Once we get to phase 3 we finally start to see the bars open up again – and we actually get to the live music! Bars will be required to reopen at half capacity, and employees will have to wear masks, but after waiting this long, I’ll take what I can get. Then once we finally get to phase 4, bars are allowed to reopen at full capacity.

So if you’re keeping track, with each phase of the reopening taking at least 14 days after the plan (potentially) begins on May 1, that means that the absolute earliest we’ll see bars reopen in Nashville is the end of May. But if there’s an increase in COVID cases during any of the earlier phases, it could be back to square one – and another month of doing it all over again.

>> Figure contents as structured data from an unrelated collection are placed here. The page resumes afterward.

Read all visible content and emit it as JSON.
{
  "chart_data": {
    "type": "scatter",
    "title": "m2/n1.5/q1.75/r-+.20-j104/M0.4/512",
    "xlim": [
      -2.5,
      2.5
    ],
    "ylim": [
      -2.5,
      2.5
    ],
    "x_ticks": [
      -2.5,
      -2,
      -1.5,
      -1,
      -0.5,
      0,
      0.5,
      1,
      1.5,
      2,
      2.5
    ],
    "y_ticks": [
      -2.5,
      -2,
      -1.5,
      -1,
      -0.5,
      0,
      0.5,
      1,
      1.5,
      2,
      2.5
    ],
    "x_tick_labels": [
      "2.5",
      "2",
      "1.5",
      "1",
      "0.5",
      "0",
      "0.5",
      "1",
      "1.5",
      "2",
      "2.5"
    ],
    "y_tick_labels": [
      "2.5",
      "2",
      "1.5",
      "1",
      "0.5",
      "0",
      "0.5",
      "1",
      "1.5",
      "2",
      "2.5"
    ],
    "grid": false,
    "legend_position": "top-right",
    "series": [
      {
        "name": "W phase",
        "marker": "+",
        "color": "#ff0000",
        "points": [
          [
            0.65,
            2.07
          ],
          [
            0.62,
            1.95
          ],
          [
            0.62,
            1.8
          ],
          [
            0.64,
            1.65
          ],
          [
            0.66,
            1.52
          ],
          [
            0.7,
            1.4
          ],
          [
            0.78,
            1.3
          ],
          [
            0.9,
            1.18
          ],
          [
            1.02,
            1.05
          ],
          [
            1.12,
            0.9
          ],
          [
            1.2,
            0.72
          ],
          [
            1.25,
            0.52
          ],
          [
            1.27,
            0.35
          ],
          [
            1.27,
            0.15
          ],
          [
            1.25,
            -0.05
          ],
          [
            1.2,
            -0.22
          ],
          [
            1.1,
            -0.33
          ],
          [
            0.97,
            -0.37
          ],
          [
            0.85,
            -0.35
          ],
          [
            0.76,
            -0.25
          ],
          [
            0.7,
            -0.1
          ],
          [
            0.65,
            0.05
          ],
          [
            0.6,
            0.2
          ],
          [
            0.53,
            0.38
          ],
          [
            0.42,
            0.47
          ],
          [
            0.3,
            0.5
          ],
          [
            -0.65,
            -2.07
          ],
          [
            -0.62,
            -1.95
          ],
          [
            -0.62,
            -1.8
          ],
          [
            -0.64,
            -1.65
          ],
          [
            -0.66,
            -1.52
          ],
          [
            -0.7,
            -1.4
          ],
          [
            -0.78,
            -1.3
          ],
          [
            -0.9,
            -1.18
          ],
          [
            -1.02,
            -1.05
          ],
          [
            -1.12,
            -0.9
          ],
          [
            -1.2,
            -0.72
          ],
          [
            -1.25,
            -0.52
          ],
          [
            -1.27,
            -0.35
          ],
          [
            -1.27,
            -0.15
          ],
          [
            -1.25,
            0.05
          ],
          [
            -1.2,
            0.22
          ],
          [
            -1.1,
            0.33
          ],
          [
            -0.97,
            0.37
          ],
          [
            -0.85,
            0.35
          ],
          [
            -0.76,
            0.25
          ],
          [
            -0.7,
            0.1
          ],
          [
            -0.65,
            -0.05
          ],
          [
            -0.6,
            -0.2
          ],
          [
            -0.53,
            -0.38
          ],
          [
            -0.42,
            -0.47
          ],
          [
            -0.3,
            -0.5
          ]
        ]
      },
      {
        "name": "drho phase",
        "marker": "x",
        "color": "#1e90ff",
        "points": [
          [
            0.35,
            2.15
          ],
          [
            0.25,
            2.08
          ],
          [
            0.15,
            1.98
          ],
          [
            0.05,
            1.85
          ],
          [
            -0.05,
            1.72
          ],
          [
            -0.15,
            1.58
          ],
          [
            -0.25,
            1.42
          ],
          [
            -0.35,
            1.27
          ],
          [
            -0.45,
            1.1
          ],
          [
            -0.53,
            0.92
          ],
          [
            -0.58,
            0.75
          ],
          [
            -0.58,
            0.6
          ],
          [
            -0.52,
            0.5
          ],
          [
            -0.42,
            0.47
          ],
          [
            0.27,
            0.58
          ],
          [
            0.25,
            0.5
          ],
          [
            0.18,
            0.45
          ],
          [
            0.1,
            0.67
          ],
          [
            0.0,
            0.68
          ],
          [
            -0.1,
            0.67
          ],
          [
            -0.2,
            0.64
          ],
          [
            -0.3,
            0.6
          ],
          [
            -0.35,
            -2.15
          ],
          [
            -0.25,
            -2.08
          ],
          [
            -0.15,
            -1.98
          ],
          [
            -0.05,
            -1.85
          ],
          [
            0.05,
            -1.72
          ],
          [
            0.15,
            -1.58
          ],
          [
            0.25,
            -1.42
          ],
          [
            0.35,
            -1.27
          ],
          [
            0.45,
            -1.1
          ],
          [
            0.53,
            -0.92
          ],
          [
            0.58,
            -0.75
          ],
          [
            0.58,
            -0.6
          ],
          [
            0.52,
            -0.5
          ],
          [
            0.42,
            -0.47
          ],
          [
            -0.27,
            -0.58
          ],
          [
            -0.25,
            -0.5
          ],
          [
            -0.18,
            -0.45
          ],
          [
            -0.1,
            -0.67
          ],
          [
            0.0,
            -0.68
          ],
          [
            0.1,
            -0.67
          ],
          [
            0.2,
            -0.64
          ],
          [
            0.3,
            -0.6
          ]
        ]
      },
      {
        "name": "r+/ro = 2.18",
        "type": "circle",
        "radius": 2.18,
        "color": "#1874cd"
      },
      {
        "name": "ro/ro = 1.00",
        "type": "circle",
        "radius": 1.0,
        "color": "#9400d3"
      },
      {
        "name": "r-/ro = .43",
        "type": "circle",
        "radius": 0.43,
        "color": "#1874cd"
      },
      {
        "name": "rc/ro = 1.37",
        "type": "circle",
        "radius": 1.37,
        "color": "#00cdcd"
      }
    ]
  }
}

And while it’s nice to finally have a plan for getting the bars reopened and the musicians back on stage, some Broadway bar owners aren’t happy with this plan and the effect it will have on musicians. Brenda and Ruble Sanderson, the owners of several bars on Lower Broadway including Legend’s Corner, The Stage and Second Fiddle, have criticized the mayor’s plan to reopen Nashville for not allowing live music until phase 3, calling it “odd” that establishments are able to open their doors to patrons but not musicians. (And I’ll admit, that part of the plan seems like a direct shot at the Lower Broadway bars).

Now obviously we’re all excited at the prospect of bars reopening and live music returning to Nashville – but things are going to look quite a bit different when they do. Steve Smith, the (controversial) owner of bars like Tootsie’s, Kid Rock’s and Honky Tonk Central recently said that his bars plan to put a Plexiglass partition between every two barstools and will take the temperature of everybody who enters the bar. And even with the precautions that the establishments plan to take, Smith predicts that it will take years for Broadway to return to what it was before the virus hit.

So there you have it. We finally have some sort of a timeline for when we might finally get music in Music City. And as much as I hate on Lower Broadway, I can’t wait to finally hear shitty Luke Bryan covers coming out of Tootsie’s again.

Hell, I’ll be first in line to get in. Just as soon as I can finally get a haircut.